For everyone practicing evil hates the light and does not come to the light, lest his deeds should be exposed. No one wants to get caught doing something shameful. And so they do it in the dark, in secret, hidden from the public eye. They hate the light, because the light exposes their shame.

Now, everyone does evil things, by nature. Man’s inclination is only to evil all the time, as God says back in Genesis. But to “practice evil” here, as in John’s epistles, is more than that. “Practicing evil” is choosing to continue doing what is evil, to be committed to it, to embrace it, to not want to be cleansed of it or forgiven for it. Even when such people hear that God is ready to forgive them for Jesus’ sake, they choose to remain in darkness, because they love their sin, and they don’t love the God who loved the world. No, those who practice evil hate the God who loved them. Those who practice evil reject His Law, and His Gospel, and His only-begotten Son.

But he who does the truth comes to the light, that his deeds may be clearly seen, that they have been done in God. The one who “does the truth” is the one who admits the truth that he has done evil, but who also believes the truth that is Jesus, and trusts that He will wipe away all the shame and disgrace of his sins. That one is born again, as Jesus just got done telling Nicodemus at the beginning of John chapter 3. That one is given the gift of the Holy Spirit. That one strives to walk according to the Spirit. The works he does as a believer “have been done in God,” in connection with His Spirit who works in you to will and to act for His good pleasure. Such works are acceptable in God’s sight, able to be exposed to the light without shame, because God Himself is responsible for them.
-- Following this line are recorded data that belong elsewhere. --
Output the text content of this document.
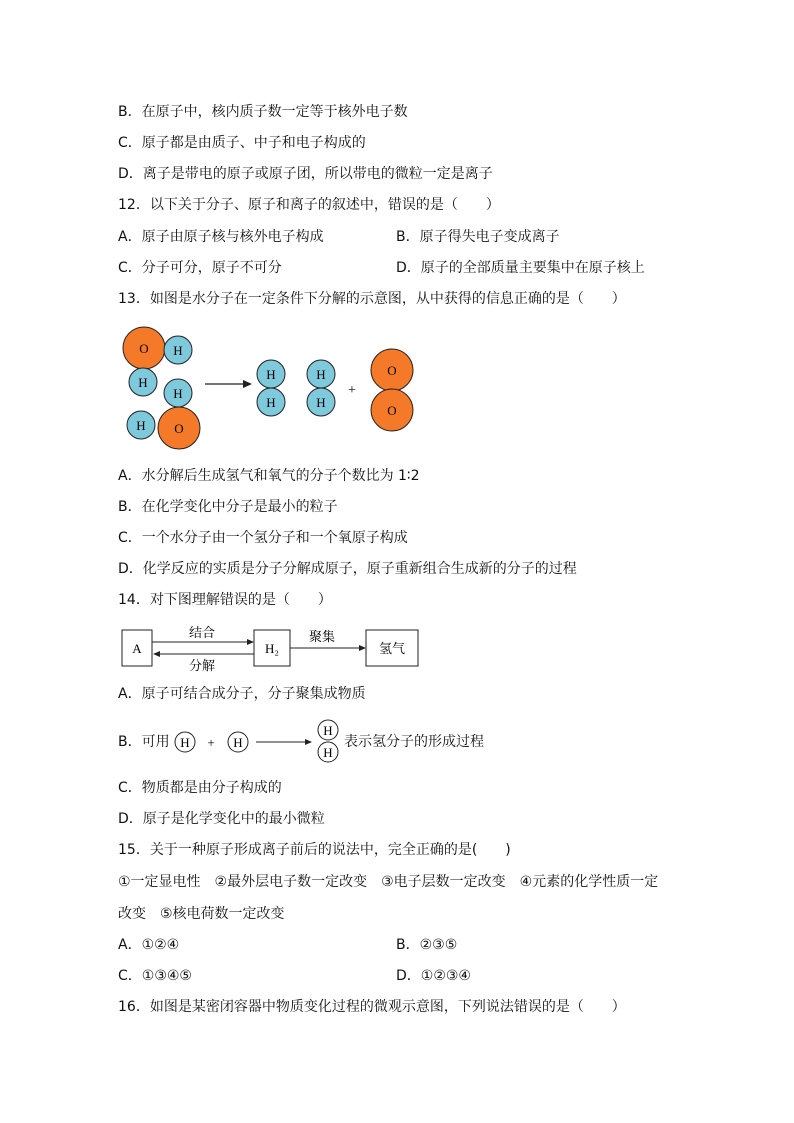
B．在原子中，核内质子数一定等于核外电子数
C．原子都是由质子、中子和电子构成的
D．离子是带电的原子或原子团，所以带电的微粒一定是离子
12．以下关于分子、原子和离子的叙述中，错误的是（　　）
A．原子由原子核与核外电子构成	B．原子得失电子变成离子
C．分子可分，原子不可分	D．原子的全部质量主要集中在原子核上
13．如图是水分子在一定条件下分解的示意图，从中获得的信息正确的是（　　）
O H
H
H
H O
H
H
H
H
+
O
O
A．水分解后生成氢气和氧气的分子个数比为 1∶2
B．在化学变化中分子是最小的粒子
C．一个水分子由一个氢分子和一个氧原子构成
D．化学反应的实质是分子分解成原子，原子重新组合生成新的分子的过程
14．对下图理解错误的是（　　）
A
结合
分解
H₂
聚集
氢气
A．原子可结合成分子，分子聚集成物质
B．可用 H + H
H
H
表示氢分子的形成过程
C．物质都是由分子构成的
D．原子是化学变化中的最小微粒
15．关于一种原子形成离子前后的说法中，完全正确的是(　　)
①一定显电性　②最外层电子数一定改变　③电子层数一定改变　④元素的化学性质一定
改变　⑤核电荷数一定改变
A．①②④	B．②③⑤
C．①③④⑤	D．①②③④
16．如图是某密闭容器中物质变化过程的微观示意图，下列说法错误的是（　　）
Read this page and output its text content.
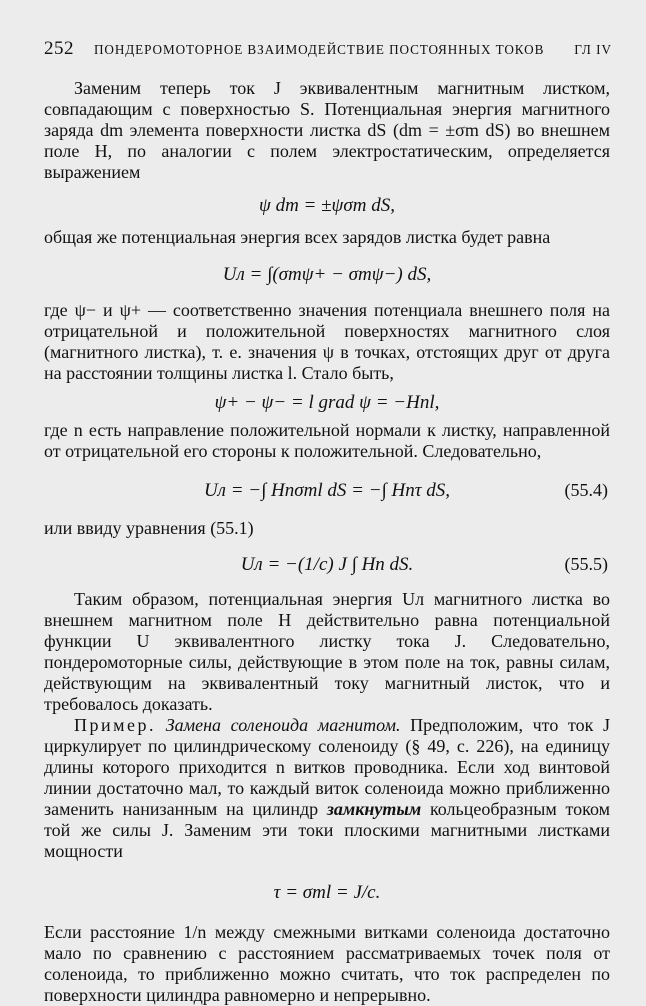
252 ПОНДЕРОМОТОРНОЕ ВЗАИМОДЕЙСТВИЕ ПОСТОЯННЫХ ТОКОВ ГЛ IV

Заменим теперь ток J эквивалентным магнитным листком, совпадающим с поверхностью S. Потенциальная энергия магнитного заряда dm элемента поверхности листка dS (dm = ±σm dS) во внешнем поле H, по аналогии с полем электростатическим, определяется выражением

ψ dm = ±ψσm dS,

общая же потенциальная энергия всех зарядов листка будет равна

Uл = ∫(σmψ+ − σmψ−) dS,

где ψ− и ψ+ — соответственно значения потенциала внешнего поля на отрицательной и положительной поверхностях магнитного слоя (магнитного листка), т. е. значения ψ в точках, отстоящих друг от друга на расстоянии толщины листка l. Стало быть,

ψ+ − ψ− = l grad ψ = −Hnl,

где n есть направление положительной нормали к листку, направленной от отрицательной его стороны к положительной. Следовательно,

Uл = −∫ Hnσml dS = −∫ Hnτ dS,	(55.4)

или ввиду уравнения (55.1)

Uл = −(1/c) J ∫ Hn dS.	(55.5)

Таким образом, потенциальная энергия Uл магнитного листка во внешнем магнитном поле H действительно равна потенциальной функции U эквивалентного листку тока J. Следовательно, пондеромоторные силы, действующие в этом поле на ток, равны силам, действующим на эквивалентный току магнитный листок, что и требовалось доказать.

Пример. Замена соленоида магнитом. Предположим, что ток J циркулирует по цилиндрическому соленоиду (§ 49, с. 226), на единицу длины которого приходится n витков проводника. Если ход винтовой линии достаточно мал, то каждый виток соленоида можно приближенно заменить нанизанным на цилиндр замкнутым кольцеобразным током той же силы J. Заменим эти токи плоскими магнитными листками мощности

τ = σml = J/c.

Если расстояние 1/n между смежными витками соленоида достаточно мало по сравнению с расстоянием рассматриваемых точек поля от соленоида, то приближенно можно считать, что ток распределен по поверхности цилиндра равномерно и непрерывно.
God so loved the world that He gave His only-begotten Son, that whoever believes in Him should not perish, but have everlasting life. Know that verse. Know it, believe it, and cling to it. Praise the God who loved the world and planned its salvation, and praise His Holy Spirit for calling you through the Gospel to believe in the Father’s only-begotten Son, that you should not perish, but have everlasting life. Amen.